ECIS Panel Discussion – April, 2012

Initial thoughts:

 

The initial question posited to the conference panel that I’ve been asked to address:

Information Technology in school – Does it improve  learning?

Gathered some resources to begin to address this question and related topics:

https://www.evernote.com/pub/chinazurfluh/technologyitems

The key issue associated with answering the question revolves first around how you define improving learning.  The learning targets that are currently accepted often revolve around norm referenced test scores because of our reliance on these measures to show growth or performance against a larger data set.  There is some validity to this because of the large data set available after decades of using these measures and the large body of experience with these measures.

However, these kinds of measures are ill prepared to measure 21st century skills.  They effectively measure math, reading, writing, and core knowledge competency, but they do little to measure attitudes, intellectual processing skills, and skills revolving around independence, collaboration, and innovation.  We have scores of examples of students who are truly gifted as leaders and complex thinkers that routinely scored below average on the accepted measures.

So, if you are asking me whether information technology improves learning, I would have to answer “No”.

There is no clear empirical evidence that information technology as an independent variable has a correlation to improved student learning as a dependent variable in the traditional, measured definition of the term.

I would suggest that addressing this question from a quantitative point of view is faulty at the outset.  This is the same logic that has led to American ignorance of the impact of poverty on education and learning.  We’ve spent more than a decade comparing our results to international measures only to ignore how poverty has impacted our bottom line.  A recent AASA blog entry highlights the fallacy of the standards movement to address educational reform while ignoring this poverty gap between the countries (e.g. Finland with 4% in poverty vs. U.S. at 21%).  Quantitative measures are insufficient in addressing complex issues.
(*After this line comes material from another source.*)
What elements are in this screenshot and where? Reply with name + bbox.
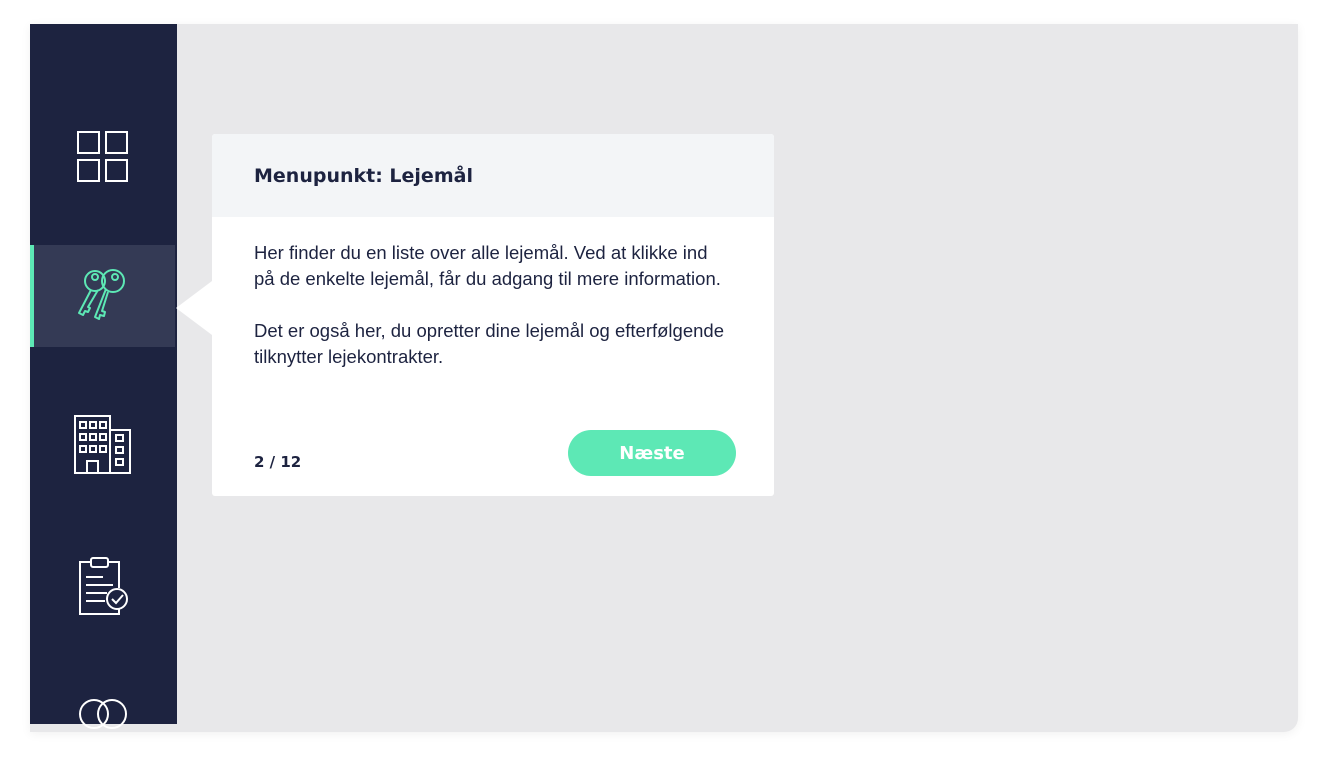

Logic confirms that If we want to address what technology enables, we need different goals for education.  In the truest tradition of backward design, it begins with this question:

What world are we preparing kids to live in?

Addressing that question and looking at essential skills for a 21st century world is where we truly should be focused.  In regards to this question, the next logical qualified questions is:

Does the use of information technology in schools prepare kids for a technology rich world we can scarcely describe in the current moment?

Then the answer would be a resounding and passionate — YES!!  Now let’s design and build measures for addressing skills that emerge from this backward design and use measures that are meant to really test whether students are developing 21st century skills.  Let’s get beyond the issue of technology as an entity and look at how we create technology rich environments that eminently prepare students for the world of their future.